K. Bakuła1, A. Lejzerowicz2, M. Pilarska-Mazurek1, W. Ostrowski1, J. Górka1, P. Biernat3, P. Czernic1, K. Załęgowski2, K. Kleszczewska2, K. Węzka1, M. Gąsiewski1, H. Dmowski1, and N. Styś1 K. Bakuła et al.
  • 1Warsaw University of Technology, Faculty of Geodesy and Cartography, Pl. Politechniki 1, 00-661 Warsaw, Poland
  • 2Warsaw University of Technology, Faculty of Civil Engineering, Al. Armii Ludowej 16, 00-637 Warsaw, Poland
  • 3Warsaw University of Technology, Faculty of Electrical Engineering, Pl. Politechniki 1, 00-661 Warsaw, Poland

Keywords: GPR, LiDAR, data integration, road monitoring, mobile mapping, MLS

Abstract. The article aims to analyse the possibilities of GPR, LiDAR, and photogrammetric sensors integration in a specific application, considering the various combination of sensor and their parameters. This text also discusses the possibility of using LiDAR sensors in a low-sized mobile platform for the inventory of the road lane in a dense urban area. The text presents the opportunities and recommendations of GPR and LiDAR sensors for their selection and the possibility of using them. In the case of LiDAR and photogrammetric data, two planned applications were indicated: platform georeferencing and mapping.

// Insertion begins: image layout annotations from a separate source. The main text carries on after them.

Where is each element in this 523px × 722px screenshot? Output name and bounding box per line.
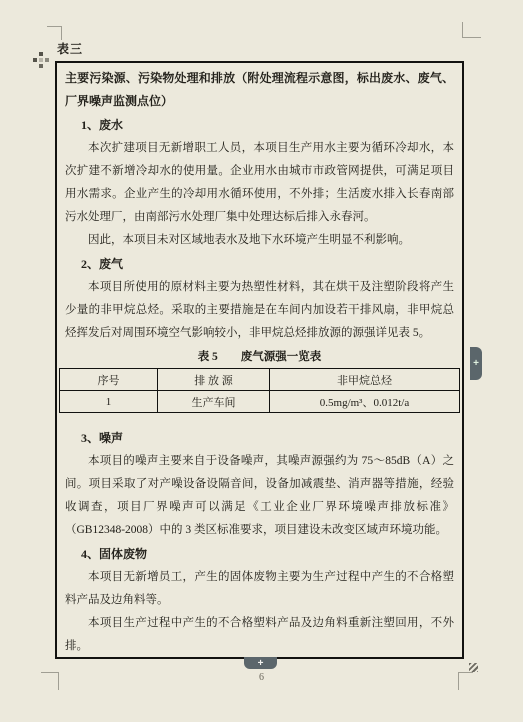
paragraph: 本项目所使用的原材料主要为热塑性材料，其在烘干及注塑阶段将产生少量的非甲烷总烃。…	[65, 276, 454, 345]
section-heading-solid-waste: 4、固体废物	[65, 543, 454, 566]
paragraph: 本项目生产过程中产生的不合格塑料产品及边角料重新注塑回用，不外排。	[65, 612, 454, 658]
bottom-expand-tab-button[interactable]: +	[244, 657, 277, 669]
section-heading-waste-gas: 2、废气	[65, 253, 454, 276]
side-expand-tab-button[interactable]: +	[470, 347, 482, 380]
section-heading-noise: 3、噪声	[65, 427, 454, 450]
table5-cell-value: 0.5mg/m³、0.012t/a	[270, 391, 460, 413]
table5-col-header: 序号	[60, 369, 158, 391]
sheet-label: 表三	[57, 40, 83, 57]
paragraph: 本项目无新增员工，产生的固体废物主要为生产过程中产生的不合格塑料产品及边角料等。	[65, 566, 454, 612]
paragraph: 因此，本项目未对区域地表水及地下水环境产生明显不利影响。	[65, 229, 454, 252]
section-heading-wastewater: 1、废水	[65, 114, 454, 137]
paragraph: 本项目的噪声主要来自于设备噪声，其噪声源强约为 75～85dB（A）之间。项目采…	[65, 450, 454, 542]
table5-header-row: 序号 排 放 源 非甲烷总烃	[60, 369, 460, 391]
main-table-cell: 主要污染源、污染物处理和排放（附处理流程示意图，标出废水、废气、厂界噪声监测点位…	[55, 61, 464, 659]
plus-icon: +	[258, 658, 264, 669]
table5-cell-no: 1	[60, 391, 158, 413]
table-resize-handle[interactable]	[469, 663, 478, 672]
table-move-handle-icon[interactable]	[33, 52, 49, 68]
table5-caption: 表 5 废气源强一览表	[65, 347, 454, 367]
table5-cell-source: 生产车间	[158, 391, 270, 413]
table5-col-header: 排 放 源	[158, 369, 270, 391]
margin-corner-mark-top-left	[47, 26, 62, 40]
table5-data-row: 1 生产车间 0.5mg/m³、0.012t/a	[60, 391, 460, 413]
table5: 序号 排 放 源 非甲烷总烃 1 生产车间 0.5mg/m³、0.012t/a	[59, 368, 460, 413]
paragraph: 本次扩建项目无新增职工人员，本项目生产用水主要为循环冷却水，本次扩建不新增冷却水…	[65, 137, 454, 229]
document-page: 表三 主要污染源、污染物处理和排放（附处理流程示意图，标出废水、废气、厂界噪声监…	[0, 0, 523, 722]
plus-icon: +	[473, 358, 479, 369]
margin-corner-mark-top-right	[462, 22, 481, 38]
table5-col-header: 非甲烷总烃	[270, 369, 460, 391]
cell-title: 主要污染源、污染物处理和排放（附处理流程示意图，标出废水、废气、厂界噪声监测点位…	[65, 67, 454, 113]
page-number: 6	[0, 672, 523, 683]
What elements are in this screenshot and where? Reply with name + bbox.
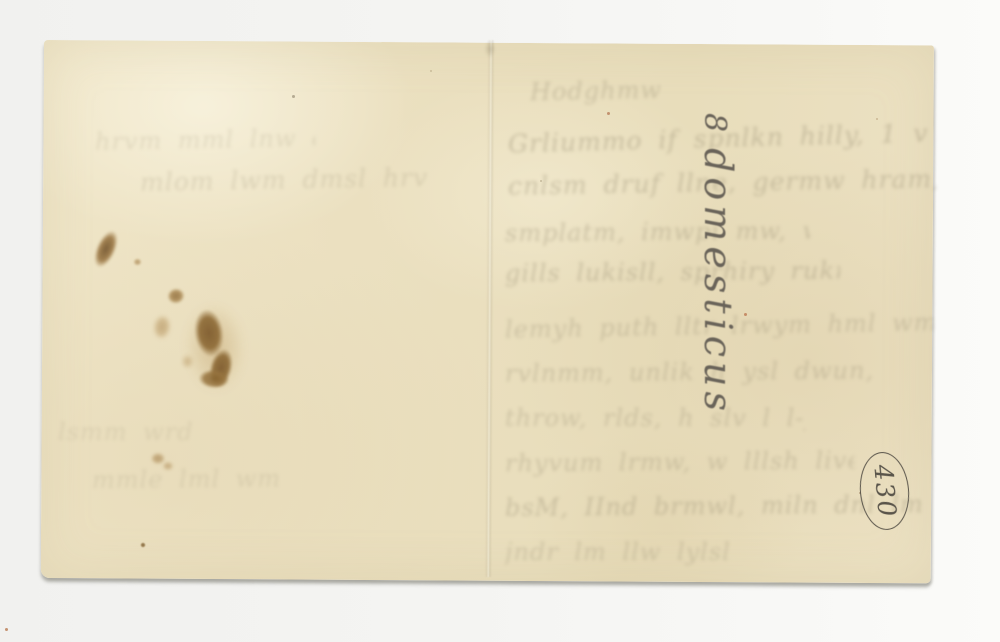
paper-speck (5, 628, 8, 631)
fold-crease-notch (483, 38, 497, 60)
catalog-number: 430 (868, 463, 902, 519)
species-label-word: domesticus (696, 148, 740, 416)
scanner-bed: HodghmwGrliummo if spnlkn hilly, 1 v 3 d… (0, 0, 1000, 642)
species-label-prefix: 8 (697, 113, 732, 132)
species-label-handwriting: 8domesticus (696, 113, 740, 416)
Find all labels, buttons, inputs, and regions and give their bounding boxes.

The accuracy and noise of the Livox Avia LiDAR sensor and point cloud obtained from the Sony A7R camera with image-matching were analysed for a surface inventory. Despite the sufficient density and detail of the data, the intensity distinguishing different surfaces, the noise of LiDAR data at the level of 2 cm was too high to do the inventory of minor damages and analyse road surfaces. Higher accuracy was achieved at the level of 1 cm for photogrammetric point clouds. The article also presents the concept of integrating multi-source data visualised into the form of an oriented point cloud showing both what is above and below the earth's surface, which enables the synergy effect and joint analysis of data with entirely different characteristics.